L’Américain Joshua Cohen met ses pas dans ceux de Philip Roth et de Saul Bellow, signant avec Les Nétanyahou (Grasset, mars) un roman sur la société américaine, les familles dysfonctionnelles et l’identité juive. « Le plus grand auteur américain vivant », s’il faut en croire le Washington Post, y livre une satire du monde universitaire à partir d’un épisode invraisemblable de l’histoire personnelle des Nétanyahou, la famille de l’ancien premier ministre israélien Benjamin Nétanyahou.

Considéré comme l’un des plus grands écrivains sinophones contemporains, l’écrivain Zhang Guixing nous plonge dans une atmosphère de réalisme magique prenant pour toile de fond, en 1941, l’invasion japonaise au Sarawak, une province malaise du nord de l’île de Bornéo, avec ses jungles, ses animaux, ses habitants et leurs coutumes. La traversée des sangliers (Picquier, février) raconte cet épisode historique à travers une galerie de personnages hauts en couleur : les villageois, chasseurs et fumeurs d’opium résistant à l’envahisseur.

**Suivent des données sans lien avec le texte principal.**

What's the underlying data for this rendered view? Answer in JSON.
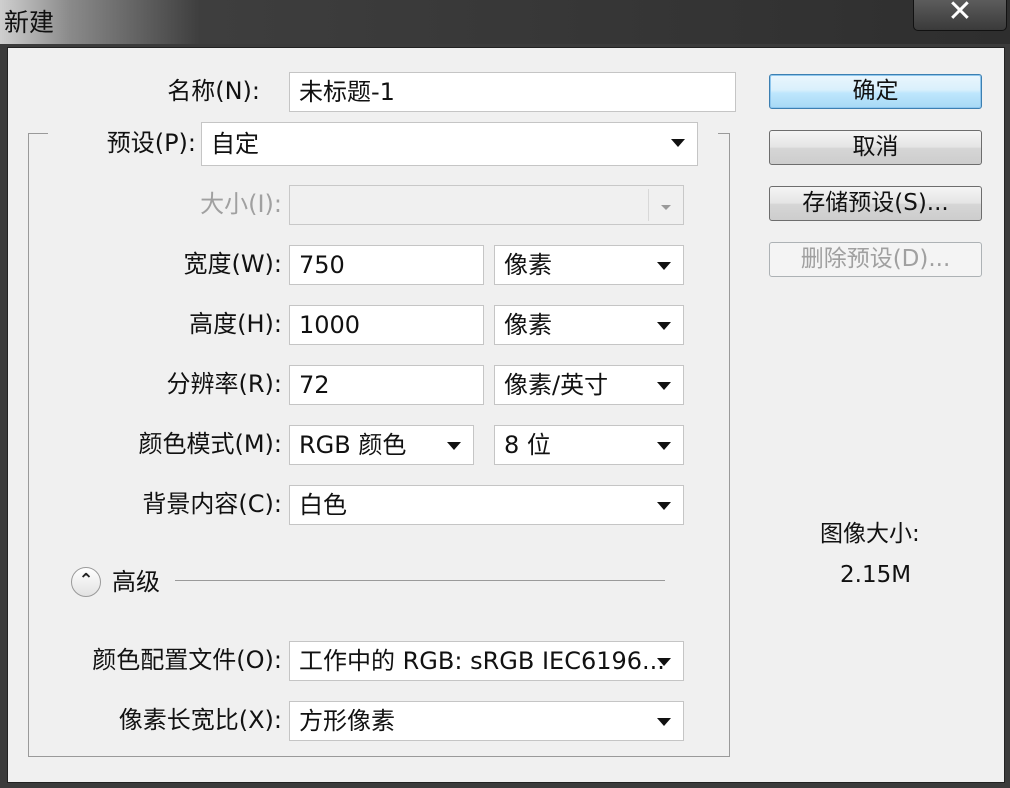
{
  "window": {
    "title": "新建",
    "close_label": "✕"
  },
  "form": {
    "name": {
      "label": "名称(N):",
      "value": "未标题-1"
    },
    "preset": {
      "label": "预设(P):",
      "value": "自定"
    },
    "size": {
      "label": "大小(I):",
      "value": ""
    },
    "width": {
      "label": "宽度(W):",
      "value": "750",
      "unit": "像素"
    },
    "height": {
      "label": "高度(H):",
      "value": "1000",
      "unit": "像素"
    },
    "resolution": {
      "label": "分辨率(R):",
      "value": "72",
      "unit": "像素/英寸"
    },
    "color_mode": {
      "label": "颜色模式(M):",
      "value": "RGB 颜色",
      "bits": "8 位"
    },
    "background": {
      "label": "背景内容(C):",
      "value": "白色"
    },
    "advanced": {
      "label": "高级"
    },
    "color_profile": {
      "label": "颜色配置文件(O):",
      "value": "工作中的 RGB: sRGB IEC6196..."
    },
    "pixel_aspect": {
      "label": "像素长宽比(X):",
      "value": "方形像素"
    }
  },
  "buttons": {
    "ok": "确定",
    "cancel": "取消",
    "save_preset": "存储预设(S)...",
    "delete_preset": "删除预设(D)..."
  },
  "image_size": {
    "label": "图像大小:",
    "value": "2.15M"
  },
  "icons": {
    "close": "close-icon",
    "dropdown": "chevron-down-icon",
    "collapse": "double-chevron-up-icon"
  }
}
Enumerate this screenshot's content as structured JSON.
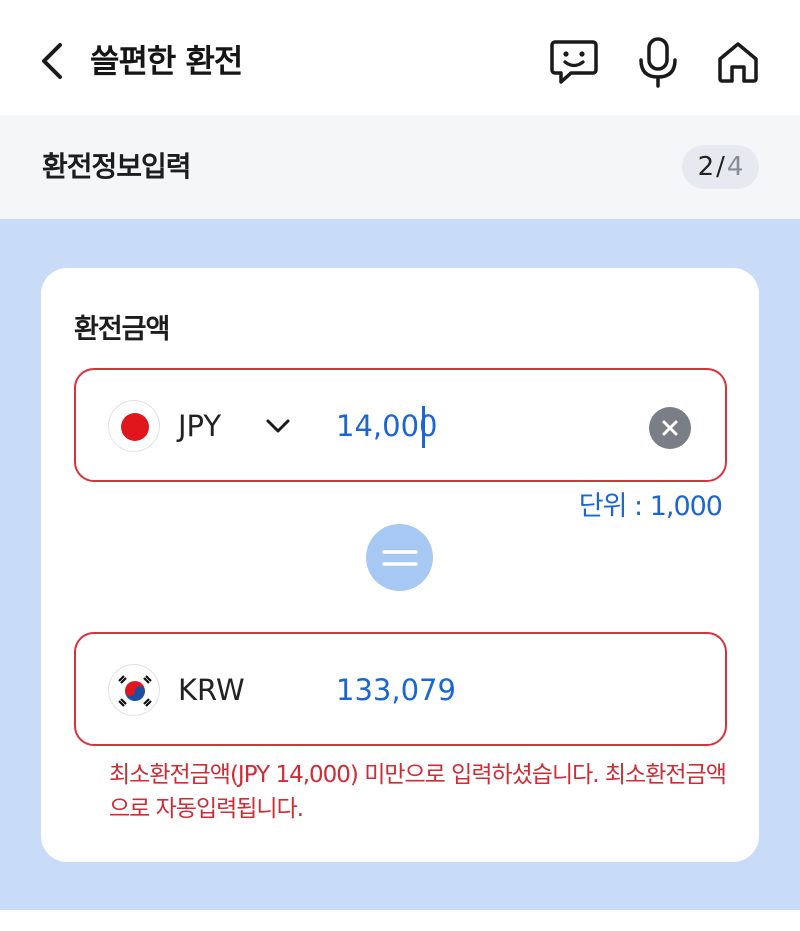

L’écrivain Ismaïl Kadaré, qui partage sa vie entre l’Albanie et la France, souvent pressenti pour le Nobel de littérature, revient avec Disputes au sommet (Fayard, mars). Celui que l’on surnomme le « Victor Hugo albanais » s’intéresse à un épisode mythique de l’époque stalinienne : l’intrigant appel téléphonique de Staline à Boris Pasternak en juin 1934, objet de toutes les conjectures. À travers son enquête, l’auteur du Palais des rêves (1981) nous propose une nouvelle exploration de la relation qu’entretient tout écrivain avec la tyrannie.

Témoin de la Shoah

Elle est sans doute l’un des derniers grands témoins de la Shoah. De son enfance dans un petit village de Hongrie en passant par sa déportation, Edith Bruck, 90 ans, écrivaine italienne et réalisatrice d’origine hongroise, raconte dans Le pain perdu (Sous-Sol, mars) sa survie miraculeuse dans plusieurs camps de concentration et son difficile retour à la vie en Hongrie, en Tchécoslovaquie, puis en Israël. Un livre court et percutant qui est dans la veine des grands récits autobiographiques de la Shoah et de la déportation, comme ceux de Primo Levi (dont elle était l’amie), Imre Kertész, Charlotte Delbo ou Jorge Semprun. En février 2021, bouleversé par sa lecture du Pain perdu, le pape François a fait une rare sortie du Vatican pour rendre visite à l’écrivaine à son domicile de Rome, décuplant les ventes du livre en Italie.